Competition, more often than not, fuels innovation. If that pattern holds true, there’s more innovation coming soon to the BDR market thanks to StorageCraft’s OneXafe Solo 300, a compact, high-capacity, affordably priced appliance that replicates data on servers, PCs, and virtual machines to StorageCraft’s cloud, where users can virtualize recovery environments within milliseconds of a system failure. Due to reach market this month, the device closes a gap at the low end of StorageCraft’s portfolio while giving SMBs an alternative to Datto’s popular entry-level Alto appliance. We expect only good things to follow for MSPs as Datto and others respond to the new offering.

Switching from old-school product seller to next-gen solution provider is hard enough without the additional challenge of designing the solutions you’re going to provide from scratch. The complete, ready-made solutions for cloud computing and the Internet of Things that Tech Data  has been rolling out this year in steadily expanding numbers accelerate that process dramatically. Coupled with the outsourced services and Practice Builder training courses Tech Data provides, they’re a potent shortcut into new business models and revenue streams.

Zyxel might well have earned itself an All-Star award for the disruptively priced VPN firewall it made available to SD-WAN users late last year, or the firewall for midsize businesses it shipped in February, which uses a real-time cloud querying service to protect users from otherwise undetectable zero-day attacks. What sealed the deal for the networking vendor, however, was the portfolio of purpose-built switches for video surveillance it introduced this July, which come with use-case-specific features like Gigabit Power over Ethernet, support for extended cable runs, and reinforced surge protection. Other companies have since announced similar products, but hats off to Zyxel for getting there first.

ChannelPro SMB Not for Profit All-Star

ChannelPro’s Not for Profit column recognizes lots of companies each year for inspiring contributions to their community. This year, for the first but not last time, we’re naming one of them an All-Star.

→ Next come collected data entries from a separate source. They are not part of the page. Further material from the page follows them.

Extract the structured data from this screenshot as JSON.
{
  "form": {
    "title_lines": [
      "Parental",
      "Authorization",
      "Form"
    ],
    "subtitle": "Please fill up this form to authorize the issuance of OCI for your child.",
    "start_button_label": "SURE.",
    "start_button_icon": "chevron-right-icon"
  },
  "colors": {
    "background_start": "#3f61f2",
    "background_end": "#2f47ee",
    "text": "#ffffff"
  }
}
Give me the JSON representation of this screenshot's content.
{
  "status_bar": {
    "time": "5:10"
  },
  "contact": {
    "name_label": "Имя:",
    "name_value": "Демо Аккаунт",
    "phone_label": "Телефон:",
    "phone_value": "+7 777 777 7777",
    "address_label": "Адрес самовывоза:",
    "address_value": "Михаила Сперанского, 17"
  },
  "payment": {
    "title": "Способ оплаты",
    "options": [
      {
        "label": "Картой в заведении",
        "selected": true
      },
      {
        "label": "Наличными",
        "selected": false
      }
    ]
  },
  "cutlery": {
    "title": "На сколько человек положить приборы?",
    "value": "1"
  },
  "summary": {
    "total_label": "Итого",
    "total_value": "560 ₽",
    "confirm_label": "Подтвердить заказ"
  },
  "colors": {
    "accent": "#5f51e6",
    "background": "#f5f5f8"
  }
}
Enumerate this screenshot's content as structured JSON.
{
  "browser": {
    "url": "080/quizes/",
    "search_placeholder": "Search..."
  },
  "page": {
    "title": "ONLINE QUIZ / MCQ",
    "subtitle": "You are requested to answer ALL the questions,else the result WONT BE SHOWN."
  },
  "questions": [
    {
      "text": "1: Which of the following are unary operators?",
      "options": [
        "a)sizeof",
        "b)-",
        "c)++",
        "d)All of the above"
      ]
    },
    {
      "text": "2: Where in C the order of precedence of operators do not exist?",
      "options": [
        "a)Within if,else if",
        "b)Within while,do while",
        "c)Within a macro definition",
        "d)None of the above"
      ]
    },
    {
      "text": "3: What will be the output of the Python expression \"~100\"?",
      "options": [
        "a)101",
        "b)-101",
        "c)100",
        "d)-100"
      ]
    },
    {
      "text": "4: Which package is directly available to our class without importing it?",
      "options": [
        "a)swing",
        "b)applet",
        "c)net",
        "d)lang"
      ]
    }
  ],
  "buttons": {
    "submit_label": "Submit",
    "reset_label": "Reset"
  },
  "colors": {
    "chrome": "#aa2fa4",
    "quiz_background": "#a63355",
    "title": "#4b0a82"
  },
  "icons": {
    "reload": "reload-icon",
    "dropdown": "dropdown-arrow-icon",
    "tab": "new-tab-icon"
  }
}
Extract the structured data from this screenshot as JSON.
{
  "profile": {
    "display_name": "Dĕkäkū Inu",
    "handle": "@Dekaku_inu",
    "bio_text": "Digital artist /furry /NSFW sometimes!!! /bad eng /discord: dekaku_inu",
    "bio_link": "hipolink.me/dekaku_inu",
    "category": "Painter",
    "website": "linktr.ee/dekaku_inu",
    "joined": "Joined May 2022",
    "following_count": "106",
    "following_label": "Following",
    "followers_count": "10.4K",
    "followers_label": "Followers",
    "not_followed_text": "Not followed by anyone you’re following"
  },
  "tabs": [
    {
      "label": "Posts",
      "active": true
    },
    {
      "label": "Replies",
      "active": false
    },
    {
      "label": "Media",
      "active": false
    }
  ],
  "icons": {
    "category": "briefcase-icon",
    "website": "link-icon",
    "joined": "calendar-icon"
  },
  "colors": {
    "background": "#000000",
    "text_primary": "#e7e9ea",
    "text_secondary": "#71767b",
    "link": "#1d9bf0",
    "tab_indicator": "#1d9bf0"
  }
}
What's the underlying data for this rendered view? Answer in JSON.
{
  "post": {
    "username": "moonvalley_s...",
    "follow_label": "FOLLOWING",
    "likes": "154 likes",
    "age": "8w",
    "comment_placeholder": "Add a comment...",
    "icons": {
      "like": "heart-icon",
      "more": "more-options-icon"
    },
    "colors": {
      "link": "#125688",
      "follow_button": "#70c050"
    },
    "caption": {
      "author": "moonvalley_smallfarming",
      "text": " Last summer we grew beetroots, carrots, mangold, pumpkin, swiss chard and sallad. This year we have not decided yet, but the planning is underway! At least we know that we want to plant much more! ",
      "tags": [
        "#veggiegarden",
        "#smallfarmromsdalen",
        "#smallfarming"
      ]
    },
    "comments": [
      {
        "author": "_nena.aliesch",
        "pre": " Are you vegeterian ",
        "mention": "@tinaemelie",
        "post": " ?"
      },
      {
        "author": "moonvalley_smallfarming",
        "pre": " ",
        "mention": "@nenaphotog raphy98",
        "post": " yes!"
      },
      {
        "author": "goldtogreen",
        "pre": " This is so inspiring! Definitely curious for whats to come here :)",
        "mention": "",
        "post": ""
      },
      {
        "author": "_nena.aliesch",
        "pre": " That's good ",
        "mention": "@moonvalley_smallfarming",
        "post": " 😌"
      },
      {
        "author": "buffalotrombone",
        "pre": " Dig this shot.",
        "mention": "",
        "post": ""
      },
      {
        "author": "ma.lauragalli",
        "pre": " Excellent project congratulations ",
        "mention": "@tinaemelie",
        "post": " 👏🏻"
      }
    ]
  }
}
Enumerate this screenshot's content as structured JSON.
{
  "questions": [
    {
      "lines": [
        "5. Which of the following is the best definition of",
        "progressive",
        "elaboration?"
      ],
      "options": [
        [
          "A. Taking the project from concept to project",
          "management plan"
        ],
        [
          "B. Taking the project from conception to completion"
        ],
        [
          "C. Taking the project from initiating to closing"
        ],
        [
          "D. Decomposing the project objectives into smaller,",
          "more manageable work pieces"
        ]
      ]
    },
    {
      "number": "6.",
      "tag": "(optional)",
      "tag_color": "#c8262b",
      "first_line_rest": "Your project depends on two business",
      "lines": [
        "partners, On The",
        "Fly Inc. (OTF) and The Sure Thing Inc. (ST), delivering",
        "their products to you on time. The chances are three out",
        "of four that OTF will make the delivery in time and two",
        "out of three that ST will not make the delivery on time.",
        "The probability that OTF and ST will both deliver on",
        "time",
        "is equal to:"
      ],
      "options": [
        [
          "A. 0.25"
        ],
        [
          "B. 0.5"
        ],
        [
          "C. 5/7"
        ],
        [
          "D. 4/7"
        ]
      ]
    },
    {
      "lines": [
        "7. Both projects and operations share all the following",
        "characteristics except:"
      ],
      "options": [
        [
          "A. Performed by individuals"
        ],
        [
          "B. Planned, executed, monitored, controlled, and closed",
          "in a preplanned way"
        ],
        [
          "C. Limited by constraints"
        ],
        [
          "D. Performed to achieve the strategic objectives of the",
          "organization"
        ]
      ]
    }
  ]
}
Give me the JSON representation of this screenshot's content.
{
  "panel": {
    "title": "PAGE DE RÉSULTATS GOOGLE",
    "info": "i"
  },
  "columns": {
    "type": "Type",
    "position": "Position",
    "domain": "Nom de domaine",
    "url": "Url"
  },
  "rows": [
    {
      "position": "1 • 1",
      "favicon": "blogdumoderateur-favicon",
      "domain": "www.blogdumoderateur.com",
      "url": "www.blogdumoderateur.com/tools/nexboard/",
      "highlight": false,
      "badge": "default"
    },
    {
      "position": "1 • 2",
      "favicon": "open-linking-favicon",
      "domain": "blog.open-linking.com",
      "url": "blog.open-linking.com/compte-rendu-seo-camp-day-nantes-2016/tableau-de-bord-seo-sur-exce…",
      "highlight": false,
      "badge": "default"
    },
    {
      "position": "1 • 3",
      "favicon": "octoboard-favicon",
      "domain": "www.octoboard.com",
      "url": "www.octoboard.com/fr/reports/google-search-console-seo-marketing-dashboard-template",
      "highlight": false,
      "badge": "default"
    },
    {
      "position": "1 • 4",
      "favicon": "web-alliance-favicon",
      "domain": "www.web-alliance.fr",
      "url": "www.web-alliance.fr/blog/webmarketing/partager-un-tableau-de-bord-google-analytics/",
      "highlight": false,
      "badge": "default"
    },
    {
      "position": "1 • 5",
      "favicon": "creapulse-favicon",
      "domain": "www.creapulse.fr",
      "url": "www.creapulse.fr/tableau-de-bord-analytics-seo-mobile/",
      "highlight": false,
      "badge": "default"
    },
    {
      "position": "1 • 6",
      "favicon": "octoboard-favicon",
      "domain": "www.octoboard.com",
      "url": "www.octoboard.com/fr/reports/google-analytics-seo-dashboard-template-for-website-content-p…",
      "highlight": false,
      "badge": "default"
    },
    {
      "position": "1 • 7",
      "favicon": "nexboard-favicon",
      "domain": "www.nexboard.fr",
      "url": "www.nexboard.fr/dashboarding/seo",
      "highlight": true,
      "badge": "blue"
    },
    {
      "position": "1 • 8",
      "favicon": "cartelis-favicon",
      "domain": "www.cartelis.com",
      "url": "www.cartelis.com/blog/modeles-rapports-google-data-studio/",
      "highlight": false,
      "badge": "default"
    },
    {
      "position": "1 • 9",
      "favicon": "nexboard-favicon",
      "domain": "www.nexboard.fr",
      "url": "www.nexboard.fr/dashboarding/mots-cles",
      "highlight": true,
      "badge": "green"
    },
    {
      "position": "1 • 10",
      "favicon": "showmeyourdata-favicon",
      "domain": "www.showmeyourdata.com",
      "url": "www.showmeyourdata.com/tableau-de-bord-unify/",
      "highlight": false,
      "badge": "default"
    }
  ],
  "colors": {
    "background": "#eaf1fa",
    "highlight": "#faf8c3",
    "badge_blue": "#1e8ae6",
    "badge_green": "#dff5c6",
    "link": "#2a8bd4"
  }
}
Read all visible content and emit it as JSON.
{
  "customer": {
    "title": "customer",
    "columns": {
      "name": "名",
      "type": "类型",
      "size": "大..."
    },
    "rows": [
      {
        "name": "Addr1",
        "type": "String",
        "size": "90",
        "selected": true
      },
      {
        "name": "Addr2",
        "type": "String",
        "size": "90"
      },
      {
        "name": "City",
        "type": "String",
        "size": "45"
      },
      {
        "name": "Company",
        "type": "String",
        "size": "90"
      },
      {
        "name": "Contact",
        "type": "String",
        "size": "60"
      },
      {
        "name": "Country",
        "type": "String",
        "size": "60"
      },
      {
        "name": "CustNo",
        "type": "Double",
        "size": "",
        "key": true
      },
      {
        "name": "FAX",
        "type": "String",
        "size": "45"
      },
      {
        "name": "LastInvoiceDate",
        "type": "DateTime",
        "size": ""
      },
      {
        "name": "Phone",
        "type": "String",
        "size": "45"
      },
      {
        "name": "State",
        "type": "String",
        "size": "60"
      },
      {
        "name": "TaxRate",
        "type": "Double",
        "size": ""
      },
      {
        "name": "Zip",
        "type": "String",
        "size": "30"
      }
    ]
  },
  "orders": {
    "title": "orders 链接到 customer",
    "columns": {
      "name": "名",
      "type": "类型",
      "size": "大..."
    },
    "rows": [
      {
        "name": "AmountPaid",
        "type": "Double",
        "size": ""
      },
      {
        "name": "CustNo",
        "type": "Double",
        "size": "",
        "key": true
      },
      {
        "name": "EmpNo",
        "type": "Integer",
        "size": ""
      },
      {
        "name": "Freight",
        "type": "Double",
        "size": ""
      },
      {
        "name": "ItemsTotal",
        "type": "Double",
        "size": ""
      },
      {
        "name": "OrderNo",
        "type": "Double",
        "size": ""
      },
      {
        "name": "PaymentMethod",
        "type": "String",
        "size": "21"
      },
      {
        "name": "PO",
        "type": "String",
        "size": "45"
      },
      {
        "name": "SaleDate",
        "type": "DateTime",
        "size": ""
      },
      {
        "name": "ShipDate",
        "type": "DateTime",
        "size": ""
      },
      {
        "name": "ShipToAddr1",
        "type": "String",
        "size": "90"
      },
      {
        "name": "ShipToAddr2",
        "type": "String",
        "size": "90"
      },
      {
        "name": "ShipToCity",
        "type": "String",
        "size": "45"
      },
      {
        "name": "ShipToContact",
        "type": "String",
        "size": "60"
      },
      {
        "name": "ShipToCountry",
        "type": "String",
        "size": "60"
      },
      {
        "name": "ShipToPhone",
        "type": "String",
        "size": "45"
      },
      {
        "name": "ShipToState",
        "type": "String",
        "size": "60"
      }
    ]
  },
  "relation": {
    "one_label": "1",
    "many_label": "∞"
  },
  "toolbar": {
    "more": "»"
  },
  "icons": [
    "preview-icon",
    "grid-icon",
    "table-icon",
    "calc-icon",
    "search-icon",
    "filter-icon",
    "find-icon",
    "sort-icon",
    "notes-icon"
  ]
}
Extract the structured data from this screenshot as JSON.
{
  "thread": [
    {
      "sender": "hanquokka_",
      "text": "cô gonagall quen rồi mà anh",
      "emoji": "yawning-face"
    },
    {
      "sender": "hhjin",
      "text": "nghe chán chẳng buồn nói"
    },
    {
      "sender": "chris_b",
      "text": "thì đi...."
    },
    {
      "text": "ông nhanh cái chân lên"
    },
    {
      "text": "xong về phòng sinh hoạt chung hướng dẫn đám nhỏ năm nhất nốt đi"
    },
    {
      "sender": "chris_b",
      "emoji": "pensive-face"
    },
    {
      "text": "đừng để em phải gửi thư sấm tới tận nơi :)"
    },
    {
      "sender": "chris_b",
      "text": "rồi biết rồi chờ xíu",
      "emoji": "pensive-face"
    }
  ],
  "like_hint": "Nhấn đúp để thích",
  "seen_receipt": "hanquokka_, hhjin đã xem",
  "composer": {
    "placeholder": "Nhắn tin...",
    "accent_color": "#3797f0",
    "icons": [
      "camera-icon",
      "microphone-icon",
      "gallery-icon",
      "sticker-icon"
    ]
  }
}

D&H earned itself that honor through its partnership with the Make-A-Wish Foundation, which began as an effort to help one child go to Disney World and Universal Studios in Orlando, Fla., and soon turned into a year-long crusade by the entire company to fulfill every wish in the distributor’s native Dauphin County, Pa., for the fiscal year that began in August.

ChannelPro SMB Lifetime Achievement All-Star

Since their debut, ChannelPro’s All-Star Awards have always gone to companies rather than people. This year we make our first exception to that rule, and for good cause. In February, ConnectWise CEO Arnie Bellini stepped into an advisory role at that company after a 37-year run during which he played pioneering roles in the creation of the managed services business model, PSA software, MSP software suites, and more while building the company he founded into an industry powerhouse. In fact, it’s hard to name any one person more singularly responsible through the years for the evolution of managed services and the MSP channel as we know them today.